Se le giornate d’estate della nostra infanzia avessero una forma, avrebbero quella di un girocollo tondo e imperfetto. Se fossero un ricordo tangibile, avrebbero il profumo della salsedine, il sapore dei coni gelati sgocciolanti sotto l’ombrellone e il frastuono gioioso delle corse a perdifiato sulla sabbia. Incontrare Lorenzo Franchini e Giacomo Giovagnoli nel loro nuovo spazio milanese in zona Tricolore, ribattezzato affettuosamente “Casa Collanine”, è un po’ come fare un tuffo in quella madeleine proustiana di pura e luminosa nostalgia. Li troviamo immersi nel loro universo creativo: un caleidoscopio di pietre dure naturali, perle irregolari di fiume, vetri luccicanti e chiusure in acciaio inossidabile. Le loro mani si muovono agili tra i prototipi per l’estate, guidate da una creatività che sembra non esaurirsi mai.

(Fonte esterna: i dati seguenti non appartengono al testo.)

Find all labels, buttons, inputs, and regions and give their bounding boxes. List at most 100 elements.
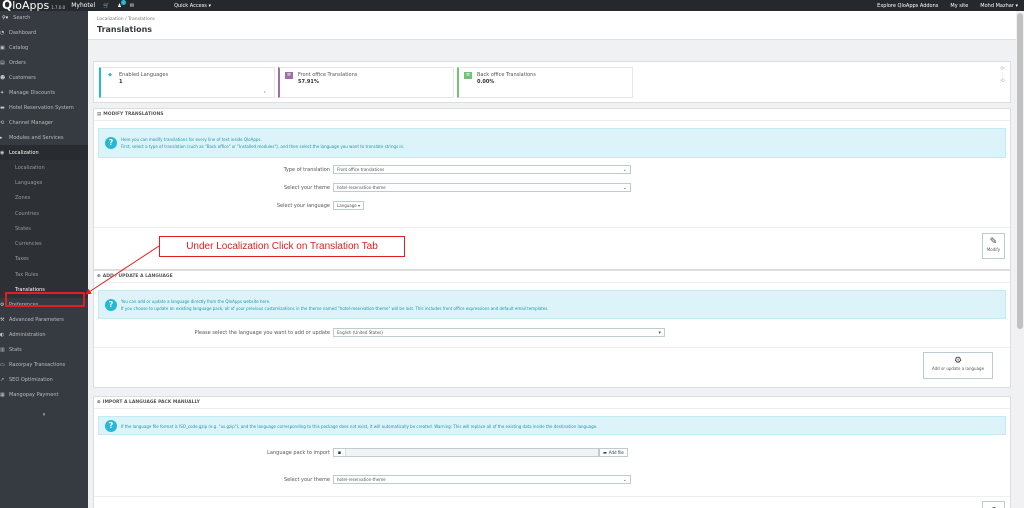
logo[interactable]: QloApps 1.7.0.0 [0,0,65,11]
advanced-icon: ⚒ [0,317,5,324]
messages-notification-icon[interactable]: ✉ [130,3,134,9]
admin-icon: ◐ [0,332,5,339]
panel-heading: ⊕ IMPORT A LANGUAGE PACK MANUALLY [94,397,1010,409]
kpi-value: 1 [119,79,123,85]
select-value: hotel-reservation-theme [337,185,386,190]
scrollbar-thumb[interactable] [1017,13,1023,329]
explore-addons-link[interactable]: Explore QloApps Addons [877,3,938,9]
sidebar-subitem-zones[interactable]: Zones [0,190,88,206]
customers-notification-icon[interactable]: ♟ [117,0,126,9]
discount-icon: ✦ [0,89,5,96]
sidebar-subitem-localization[interactable]: Localization [0,160,88,176]
question-icon: ? [105,299,117,311]
kpi-caret-icon: ▸ [263,89,266,94]
sidebar-item-modules-and-services[interactable]: ▸ Modules and Services [0,130,88,145]
add-file-button[interactable]: ▬ Add file [599,448,628,457]
button-label: Add or update a language [931,366,985,371]
sidebar-subitem-taxes[interactable]: Taxes [0,251,88,268]
mangopay-icon: ▦ [0,392,5,399]
quick-access-menu[interactable]: Quick Access ▾ [174,3,211,9]
kpi-refresh-controls[interactable]: ⟳ ⋮ ⟲ [1000,66,1005,84]
import-button[interactable]: ☁ [982,501,1005,508]
language-pack-file-input[interactable]: ▪ [333,448,599,457]
notification-badge [120,0,126,5]
sidebar-item-label: Localization [9,149,39,156]
question-icon: ? [105,137,117,149]
channel-icon: ⟲ [0,119,5,126]
sidebar-item-seo-optimization[interactable]: ↗ SEO Optimization [0,373,88,388]
sidebar-subitem-languages[interactable]: Languages [0,175,88,191]
kpi-title: Back office Translations [477,72,536,78]
sidebar-item-stats[interactable]: ▥ Stats [0,343,88,358]
sidebar-item-mangopay-payment[interactable]: ▦ Mangopay Payment [0,388,88,403]
breadcrumb: Localization / Translations [97,17,155,22]
shop-name[interactable]: Myhotel [71,2,95,9]
sidebar-subitem-tax-rules[interactable]: Tax Rules [0,267,88,283]
sync-icon[interactable]: ⟲ [1000,78,1005,84]
collapse-menu-icon[interactable]: ⏸ [0,403,88,419]
form-label: Select your theme [284,476,330,483]
panel-title: MODIFY TRANSLATIONS [103,112,164,117]
modules-icon: ▸ [0,134,3,141]
my-site-link[interactable]: My site [950,3,968,9]
sidebar-item-label: Administration [9,332,46,339]
razorpay-icon: ▭ [0,362,5,369]
language-pack-select[interactable]: English (United States) ▾ [333,328,665,337]
sidebar-item-advanced-parameters[interactable]: ⚒ Advanced Parameters [0,313,88,328]
alert-text: If you choose to update an existing lang… [121,306,549,311]
sidebar-item-hotel-reservation-system[interactable]: ▬ Hotel Reservation System [0,100,88,115]
sidebar-item-administration[interactable]: ◐ Administration [0,328,88,343]
sidebar-subitem-currencies[interactable]: Currencies [0,236,88,252]
language-dropdown[interactable]: Language ▾ [333,201,365,210]
sidebar-item-razorpay-transactions[interactable]: ▭ Razorpay Transactions [0,358,88,373]
kpi-value: 0.00% [477,79,495,85]
modify-button[interactable]: ✎ Modify [982,233,1005,259]
question-icon: ? [105,420,117,432]
sidebar-item-localization[interactable]: ◉ Localization [0,145,88,160]
catalog-icon: ▣ [0,44,5,51]
select-value: English (United States) [337,330,383,335]
select-value: Front office translations [337,167,385,172]
search-input[interactable]: Search [13,15,30,21]
globe-icon: ⊕ [97,274,101,279]
form-label: Select your language [276,202,330,209]
sidebar-item-label: Dashboard [9,29,37,36]
panel-heading: ⊕ ADD / UPDATE A LANGUAGE [94,271,1010,283]
top-bar: QloApps 1.7.0.0 Myhotel 🛒 ♟ ✉ Quick Acce… [0,0,1024,11]
sidebar-item-orders[interactable]: ▤ Orders [0,55,88,70]
annotation-callout: Under Localization Click on Translation … [159,236,405,257]
page-scrollbar[interactable] [1016,11,1024,508]
sidebar-subitem-countries[interactable]: Countries [0,205,88,222]
alert-text: If the language file format is ISO_code.… [121,424,598,429]
panel-title: IMPORT A LANGUAGE PACK MANUALLY [102,400,200,405]
sidebar-item-label: Catalog [9,44,29,51]
add-update-language-button[interactable]: ⚙ Add or update a language [923,352,993,379]
panel-title: ADD / UPDATE A LANGUAGE [102,274,173,279]
translation-type-select[interactable]: Front office translations ⌄ [333,165,631,174]
panel-footer [94,227,1010,228]
sidebar-item-catalog[interactable]: ▣ Catalog [0,40,88,55]
button-label: Modify [986,247,1001,252]
sidebar-item-label: Customers [9,74,36,81]
sidebar-item-manage-discounts[interactable]: ✦ Manage Discounts [0,85,88,100]
logo-text: loApps [12,0,50,12]
globe-icon: ◉ [0,149,5,156]
sidebar-item-label: Stats [9,347,22,354]
cloud-upload-icon: ☁ [989,503,998,508]
kpi-title: Front office Translations [298,72,358,78]
orders-notification-icon[interactable]: 🛒 [103,3,109,9]
kpi-row: ◆ Enabled Languages 1 ▸ ≡ Front office T… [93,61,1011,103]
sidebar-subitem-states[interactable]: States [0,221,88,237]
sidebar-item-dashboard[interactable]: ◔ Dashboard [0,25,88,40]
sidebar-item-label: Razorpay Transactions [9,362,66,369]
search-icon[interactable]: ⚲▾ [2,15,8,21]
select-value: hotel-reservation-theme [337,477,386,482]
form-label: Please select the language you want to a… [194,329,330,336]
sidebar-item-label: Mangopay Payment [9,392,59,399]
user-menu[interactable]: Mohd Mazhar ▾ [980,3,1018,9]
sidebar-item-customers[interactable]: ☻ Customers [0,70,88,85]
theme-select[interactable]: hotel-reservation-theme ⌄ [333,183,631,192]
import-theme-select[interactable]: hotel-reservation-theme ⌄ [333,475,631,484]
sidebar-search[interactable]: ⚲▾ Search [0,11,88,25]
sidebar-item-channel-manager[interactable]: ⟲ Channel Manager [0,115,88,130]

Lorenzo, 33 anni, forlivese con una laurea in architettura declinata nel mondo della comunicazione e dei social, e Giacomo, 28 anni, riminese, designer prestato all’art direction, sono i volti e l’anima di Collanine Colorate. Due ragazzi della Riviera trapiantati a Milano che hanno avuto il coraggio di cambiare radicalmente vita, trasformando un passatempo serale in un’azienda capace di conquistare il cuore di celebrità – da Angelina Mango che trionfa a Sanremo cantando di “perline colorate per le bimbe incasinate”, fino alle campionesse olimpiche della pallavolo a Parigi, che hanno appoggiato le medaglie d’oro su questi portafortuna – e di migliaia di persone comuni.